На ней сегодня были серые брюки из джерси, удобные и теплые, и синяя кофточка под горло. Волосы Эрмин собрала в пучок на затылке. Так, в белом фартуке, она обходила помещение, держа в одной руке кувшин с обжигающе горячим молоком, а в другой – блюдо с бутербродами.

Увидев ее, Жорель затрепетал от радости. Он поприветствовал ее звонким: «Доброе утро, мадам певица!» – и добавил:

– Никогда раньше не видел женщину в брюках!

– Раньше женщины брюк не носили, а теперь носят. И это очень удобно, – ответила Эрмин с улыбкой.

– Вы теперь будете здесь работать? – спросил мальчик.

– Нет. В полдень я сяду на поезд. Я просто помогаю сестре Викторианне, мы с ней давно дружим. Надеюсь, сегодня утром ты хорошо покушаешь? Я слышала, у тебя плохой аппетит.

Эрмин вернулась в кухню за джемом и кофе. Проходя по столовой, она почувствовала на себе чей-то взгляд. Эльзеар Ноле, который, как и вчера, сидел рядом с Жорелем, растерянно глядел на нее.

«Этот человек и правда странный!» – озадаченно подумала молодая женщина.

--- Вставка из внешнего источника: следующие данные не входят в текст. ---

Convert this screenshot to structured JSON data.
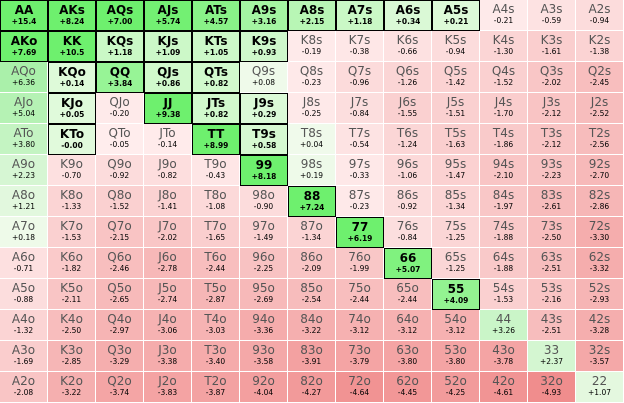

Жослин провел ужасную ночь, терзаясь телом и душой. Он пребывал в уверенности, что его дочь уехала на рассвете, вместе с остальными путешественниками. Мужчина пролил немало слез, потом представил себя выздоровевшим. Он подумал, что тогда смог бы поговорить с дочерью, рассказать ей о своей полной печалей жизни. И вдруг Жослин снова видит ее, в фартуке! У нее румяные щеки и полные сострадания голубые глаза… Как только Эрмин вернулась из кухни, он призвал на помощь всю свою смелость:

– Мадам, я хочу еще раз извиниться за мой вчерашний жест, – сказал он низким глубоким голосом. – У меня дочь вашего возраста.

– Вы не обидели меня, мсье, – отозвалась Эрмин.

Удостоверившись, что у каждого пансионера есть все необходимое, она повернулась, чтобы идти в кухню.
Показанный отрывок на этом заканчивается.